L'Italia ha una zavorra che si chiama debito pubblico, avverte la Bce

Mariarosaria Marchesano

L’indebitamento non è una minaccia nel breve periodo ma un vincolo alle politiche economiche. Parla Zanghieri (Generali Inv.)

Roma. L’Italia è in buona compagnia insieme con altri sette paesi della zona Euro che – come sottolinea il bollettino della Bce pubblicato ieri – presentano nei documenti di programmazione economica per il 2020 rischi di non conformità al patto di stabilità e crescita, e perciò dovrebbero valutare tempestivamente ulteriori misure per garantire un equilibrio nei loro bilanci. Mal comune mezzo gaudio?
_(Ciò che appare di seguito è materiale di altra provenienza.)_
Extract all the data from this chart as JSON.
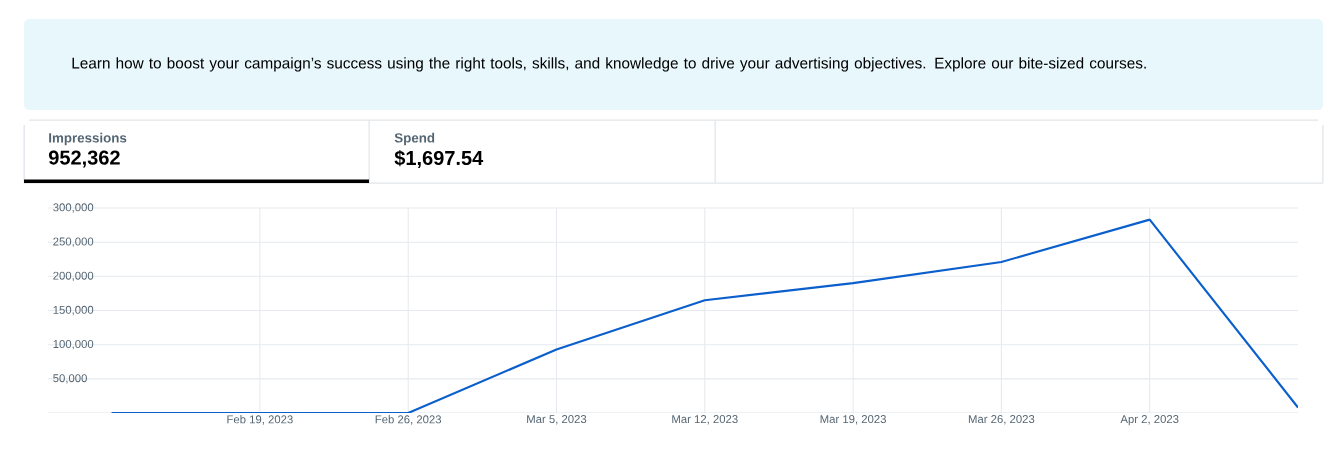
{
  "chart_data": {
    "type": "line",
    "annotations": [
      "Learn how to boost your campaign’s success using the right tools, skills, and knowledge to drive your advertising objectives. Explore our bite-sized courses.",
      "Impressions",
      "952,362",
      "Spend",
      "$1,697.54"
    ],
    "x": [
      "2023-02-12",
      "2023-02-19",
      "2023-02-26",
      "2023-03-05",
      "2023-03-12",
      "2023-03-19",
      "2023-03-26",
      "2023-04-02",
      "2023-04-09"
    ],
    "series": [
      {
        "color": "#0b5fcc",
        "values": [
          0,
          0,
          0,
          93000,
          165000,
          190000,
          221000,
          283000,
          8000
        ]
      }
    ],
    "xlim": [
      "2023-02-09",
      "2023-04-09"
    ],
    "xticks": [
      {
        "value": "2023-02-19",
        "label": "Feb 19, 2023"
      },
      {
        "value": "2023-02-26",
        "label": "Feb 26, 2023"
      },
      {
        "value": "2023-03-05",
        "label": "Mar 5, 2023"
      },
      {
        "value": "2023-03-12",
        "label": "Mar 12, 2023"
      },
      {
        "value": "2023-03-19",
        "label": "Mar 19, 2023"
      },
      {
        "value": "2023-03-26",
        "label": "Mar 26, 2023"
      },
      {
        "value": "2023-04-02",
        "label": "Apr 2, 2023"
      }
    ],
    "ylim": [
      0,
      300000
    ],
    "yticks": [
      {
        "value": 50000,
        "label": "50,000"
      },
      {
        "value": 100000,
        "label": "100,000"
      },
      {
        "value": 150000,
        "label": "150,000"
      },
      {
        "value": 200000,
        "label": "200,000"
      },
      {
        "value": 250000,
        "label": "250,000"
      },
      {
        "value": 300000,
        "label": "300,000"
      }
    ],
    "grid": true
  }
}
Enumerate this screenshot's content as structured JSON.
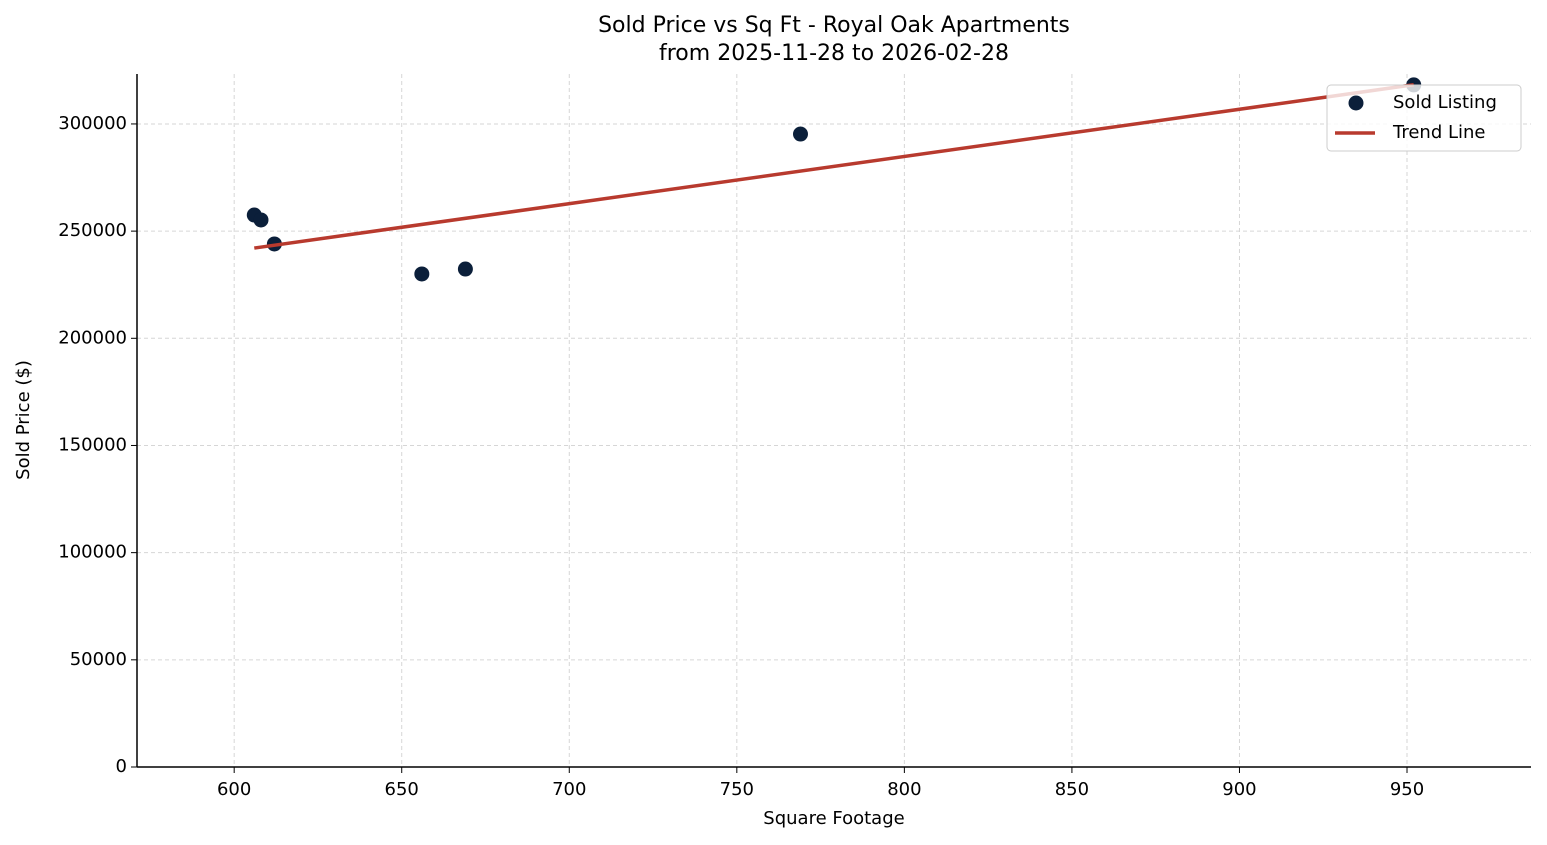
{
  "chart_data": {
    "type": "scatter",
    "title": "Sold Price vs Sq Ft - Royal Oak Apartments",
    "subtitle": "from 2025-11-28 to 2026-02-28",
    "x_label": "Square Footage",
    "y_label": "Sold Price ($)",
    "xlim": [
      571,
      987
    ],
    "xticks": [
      600,
      650,
      700,
      750,
      800,
      850,
      900,
      950
    ],
    "ylim": [
      0,
      323300
    ],
    "yticks": [
      0,
      50000,
      100000,
      150000,
      200000,
      250000,
      300000
    ],
    "grid": true,
    "legend": "upper-right",
    "series": [
      {
        "name": "Sold Listing",
        "color": "#0b1f3a",
        "style": "points",
        "x": [
          606,
          608,
          612,
          656,
          669,
          769,
          952
        ],
        "values": [
          257500,
          255200,
          244000,
          230000,
          232300,
          295300,
          318200
        ]
      },
      {
        "name": "Trend Line",
        "color": "#b83a2e",
        "style": "line",
        "x": [
          606,
          952
        ],
        "values": [
          242100,
          318300
        ]
      }
    ]
  }
}
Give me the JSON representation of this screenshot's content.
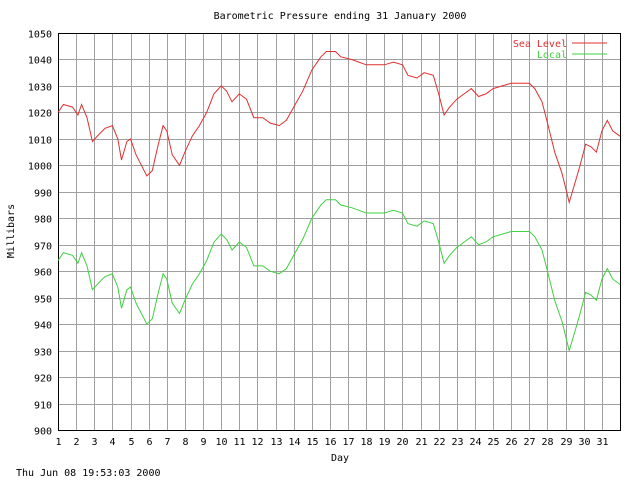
{
  "chart_data": {
    "type": "line",
    "title": "Barometric Pressure ending 31 January 2000",
    "x_label": "Day",
    "y_label": "Millibars",
    "footer": "Thu Jun 08 19:53:03 2000",
    "grid": true,
    "legend": "top-right",
    "xlim": [
      1,
      32
    ],
    "xticks": [
      1,
      2,
      3,
      4,
      5,
      6,
      7,
      8,
      9,
      10,
      11,
      12,
      13,
      14,
      15,
      16,
      17,
      18,
      19,
      20,
      21,
      22,
      23,
      24,
      25,
      26,
      27,
      28,
      29,
      30,
      31
    ],
    "ylim": [
      900,
      1050
    ],
    "yticks": [
      900,
      910,
      920,
      930,
      940,
      950,
      960,
      970,
      980,
      990,
      1000,
      1010,
      1020,
      1030,
      1040,
      1050
    ],
    "x": [
      1,
      1.3,
      1.8,
      2.1,
      2.3,
      2.6,
      2.9,
      3.3,
      3.6,
      4,
      4.3,
      4.5,
      4.8,
      5,
      5.3,
      5.6,
      5.9,
      6.2,
      6.5,
      6.8,
      7,
      7.3,
      7.7,
      8,
      8.4,
      8.8,
      9.2,
      9.6,
      10,
      10.3,
      10.6,
      11,
      11.4,
      11.8,
      12.3,
      12.7,
      13.2,
      13.6,
      14,
      14.5,
      15,
      15.5,
      15.8,
      16.3,
      16.6,
      17.2,
      17.6,
      18,
      18.5,
      19,
      19.5,
      20,
      20.3,
      20.8,
      21.2,
      21.7,
      22,
      22.3,
      22.6,
      23,
      23.4,
      23.8,
      24.2,
      24.6,
      25,
      25.5,
      26,
      26.5,
      27,
      27.3,
      27.7,
      28,
      28.4,
      28.8,
      29.2,
      29.5,
      29.8,
      30.1,
      30.4,
      30.7,
      31,
      31.3,
      31.6,
      32
    ],
    "series": [
      {
        "name": "Sea Level",
        "color": "#e03030",
        "values": [
          1020,
          1023,
          1022,
          1019,
          1023,
          1018,
          1009,
          1012,
          1014,
          1015,
          1010,
          1002,
          1009,
          1010,
          1004,
          1000,
          996,
          998,
          1007,
          1015,
          1013,
          1004,
          1000,
          1005,
          1011,
          1015,
          1020,
          1027,
          1030,
          1028,
          1024,
          1027,
          1025,
          1018,
          1018,
          1016,
          1015,
          1017,
          1022,
          1028,
          1036,
          1041,
          1043,
          1043,
          1041,
          1040,
          1039,
          1038,
          1038,
          1038,
          1039,
          1038,
          1034,
          1033,
          1035,
          1034,
          1027,
          1019,
          1022,
          1025,
          1027,
          1029,
          1026,
          1027,
          1029,
          1030,
          1031,
          1031,
          1031,
          1029,
          1024,
          1016,
          1005,
          997,
          986,
          993,
          1000,
          1008,
          1007,
          1005,
          1013,
          1017,
          1013,
          1011
        ]
      },
      {
        "name": "Local",
        "color": "#40d040",
        "values": [
          964,
          967,
          966,
          963,
          967,
          962,
          953,
          956,
          958,
          959,
          954,
          946,
          953,
          954,
          948,
          944,
          940,
          942,
          951,
          959,
          957,
          948,
          944,
          949,
          955,
          959,
          964,
          971,
          974,
          972,
          968,
          971,
          969,
          962,
          962,
          960,
          959,
          961,
          966,
          972,
          980,
          985,
          987,
          987,
          985,
          984,
          983,
          982,
          982,
          982,
          983,
          982,
          978,
          977,
          979,
          978,
          971,
          963,
          966,
          969,
          971,
          973,
          970,
          971,
          973,
          974,
          975,
          975,
          975,
          973,
          968,
          960,
          949,
          941,
          930,
          937,
          944,
          952,
          951,
          949,
          957,
          961,
          957,
          955
        ]
      }
    ]
  }
}
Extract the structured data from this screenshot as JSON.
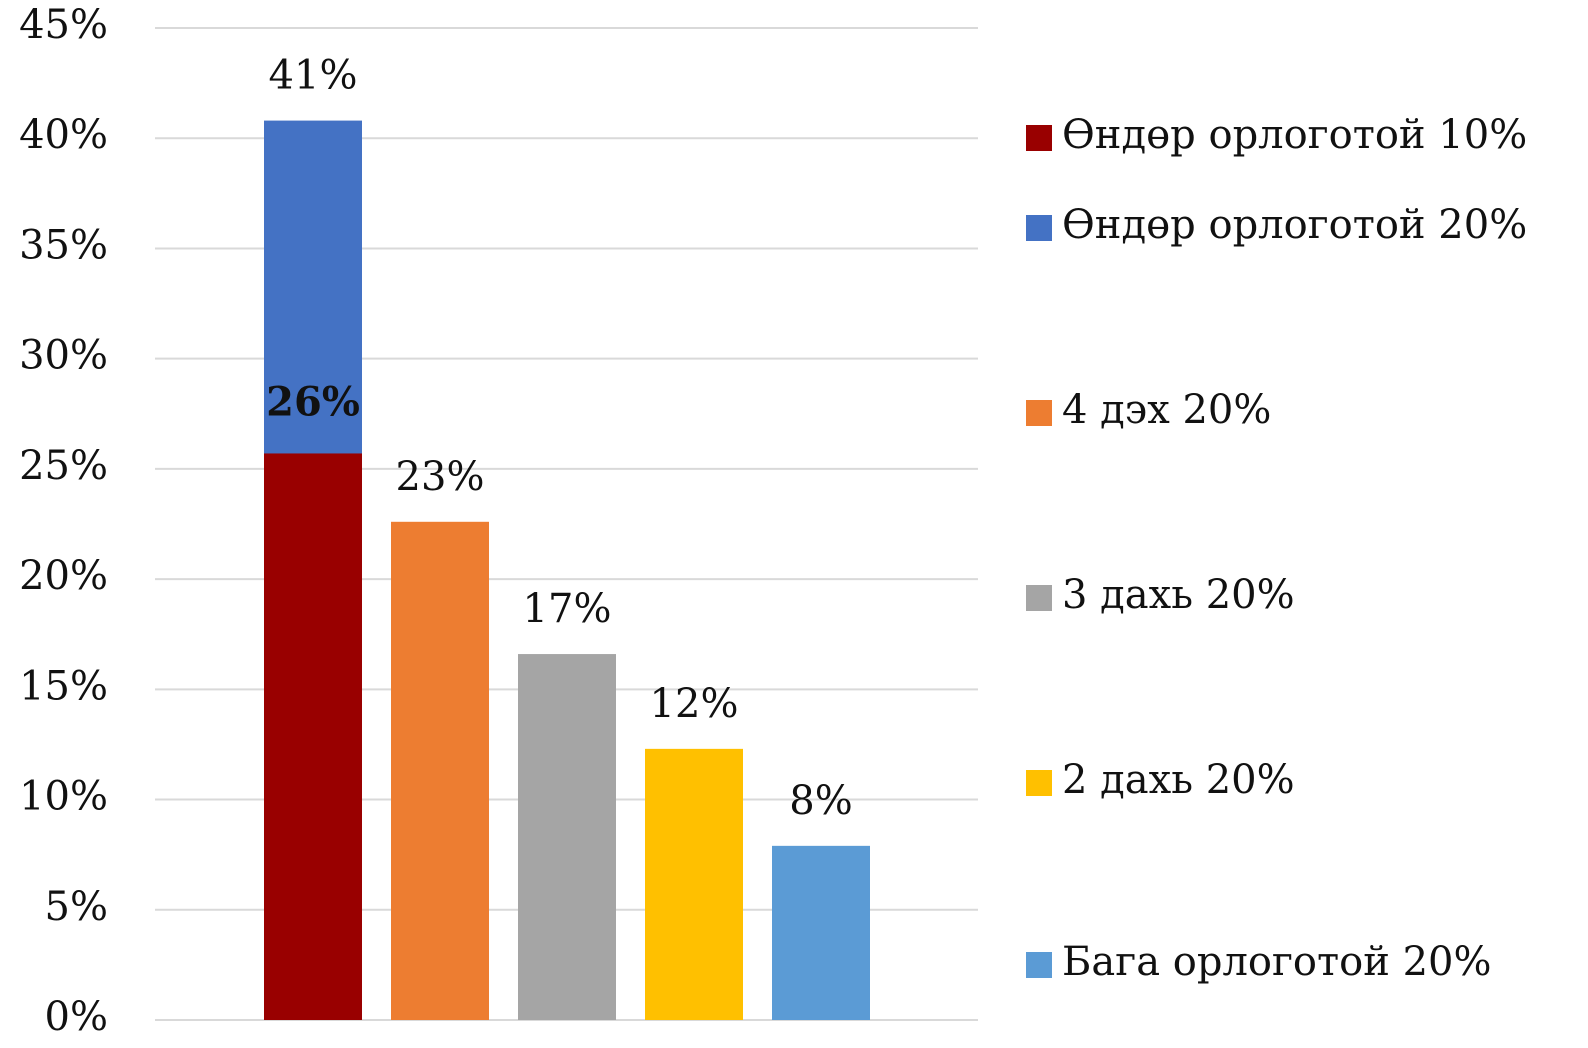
{
  "chart_data": {
    "type": "bar",
    "categories": [
      null,
      null,
      null,
      null,
      null
    ],
    "series": [
      {
        "name": "Өндөр орлоготой 10%",
        "color": "#990000",
        "values": [
          25.7,
          null,
          null,
          null,
          null
        ],
        "value_labels": [
          "26%",
          null,
          null,
          null,
          null
        ]
      },
      {
        "name": "Өндөр орлоготой 20%",
        "color": "#4472c4",
        "values": [
          40.8,
          null,
          null,
          null,
          null
        ],
        "value_labels": [
          "41%",
          null,
          null,
          null,
          null
        ]
      },
      {
        "name": "4 дэх 20%",
        "color": "#ed7d31",
        "values": [
          null,
          22.6,
          null,
          null,
          null
        ],
        "value_labels": [
          null,
          "23%",
          null,
          null,
          null
        ]
      },
      {
        "name": "3 дахь 20%",
        "color": "#a5a5a5",
        "values": [
          null,
          null,
          16.6,
          null,
          null
        ],
        "value_labels": [
          null,
          null,
          "17%",
          null,
          null
        ]
      },
      {
        "name": "2 дахь 20%",
        "color": "#ffc000",
        "values": [
          null,
          null,
          null,
          12.3,
          null
        ],
        "value_labels": [
          null,
          null,
          null,
          "12%",
          null
        ]
      },
      {
        "name": "Бага орлоготой 20%",
        "color": "#5b9bd5",
        "values": [
          null,
          null,
          null,
          null,
          7.9
        ],
        "value_labels": [
          null,
          null,
          null,
          null,
          "8%"
        ]
      }
    ],
    "ylim": [
      0,
      45
    ],
    "yticks": [
      {
        "value": 0,
        "label": "0%"
      },
      {
        "value": 5,
        "label": "5%"
      },
      {
        "value": 10,
        "label": "10%"
      },
      {
        "value": 15,
        "label": "15%"
      },
      {
        "value": 20,
        "label": "20%"
      },
      {
        "value": 25,
        "label": "25%"
      },
      {
        "value": 30,
        "label": "30%"
      },
      {
        "value": 35,
        "label": "35%"
      },
      {
        "value": 40,
        "label": "40%"
      },
      {
        "value": 45,
        "label": "45%"
      }
    ],
    "grid": true,
    "legend": "right"
  }
}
Non proprio, perché il nostro paese ha il secondo debito pubblico più elevato dell’area in rapporto al pil (dopo la Grecia) e anche se non è l’unico a preoccupare Bce e Commissione europea – che evidenziano come anche Francia, Belgio e Spagna non abbiano ancora avviato un “costante percorso di riduzione” – è sicuramente quello maggiormente esposto a causa dello spread sovrano che continua a essere sotto pressione per effetto delle tensioni politiche interne. L’invito che arriva dalle istituzioni europee è di affrontare “in modo risolutivo” il contenimento del debito “anche ricorrendo a eventuali disponibilità straordinarie derivanti dai bassi tassi d’interesse”.

 

Ma se il differenziale tra i Btp e Bund tedeschi si mantiene su un livello doppio o triplo rispetto ad altri paesi che pure deviano dai parametri di bilancio, è la prova che i mercati attribuiscono all’Italia un rischio superiore. “Dal punto di vista aritmetico la sostenibilità del debito pubblico italiano non desta particolari preoccupazioni, perché in questo periodo il livello dei rendimenti dei Btp è ai minimi storici e l’avanzo primario è ancora positivo”, spiega al Foglio Paolo Zanghieri, analista del team di ricerca di Generali Investments. “Ma nel complesso il paese si muove su un sentiero stretto perché l’elevato indebitamento, pur non rappresentando una minaccia nel breve periodo, è comunque un vincolo alle politiche economiche”.

 

Nella manovra del governo Conte Bis, i due terzi delle risorse sono state impiegate per scongiurare l’aumento dell’Iva perché si è scelto di confermare misure come Quota 100 e reddito di cittadinanza, con il risultato di ridurre al minimo lo spazio di bilancio per attuare politiche di sviluppo. “Non ci sono segnali che le cose cambieranno il prossimo anno”, dice Zanghieri. “Secondo le nostre previsioni, l’Italia crescerà nel 2020 dello 0,4 per cento, solo in minima accelerazione rispetto al 2019. La necessità di evitare anche per il 2021 l’aumento automatico dell’Iva renderà difficile trovare risorse significative per stimolare la crescita”. Inoltre, il ciclo economico del paese è fortemente correlato a un contesto mondiale incerto. Sempre il bollettino della Bce ha rivisto lievemente al ribasso le stime di crescita dell’Eurozona portandole all’1,1 per cento per il 2020 dall’1,2 per cento di settembre per effetto delle tensioni sul commercio mondiale che l’accordo di “fase 1” tra Stati Uniti e Cina ha solo smussato. Negli outlook per il 2020, molti analisti stanno osservando come l’Eurozona si trovi di fronte a un “nuovo test di sopravvivenza” in un contesto mondiale dove ci sono aree molto più attraenti per gli investitori.

 

Nel 2020 l’Europa si svilupperà a un ritmo che è quattro volte inferiore rispetto alla media dei paesi emergenti (4,7 per cento). Non ci sarebbe da sorprendersi se si assistesse a un deflusso di capitali dal Vecchio Continente verso paesi come Brasile e Cina. Nella sua lettera agli investitori, Christian Nolting, chief investment officer di Deutsche Bank, si domanda se la “magia monetaria” della Banca centrale degli ultimi dieci anni potrà continuare a funzionare, il che la dice lunga su come la politica monetaria venga percepita come depotenziata in una fase in cui le tre principali riforme dell’Eurozona, dal Bilancio comune all’Unione bancaria fino al Meccanismo europeo di stabilità, sono frenate dalle preoccupazioni dell’Italia e dalle resistenze della Germania.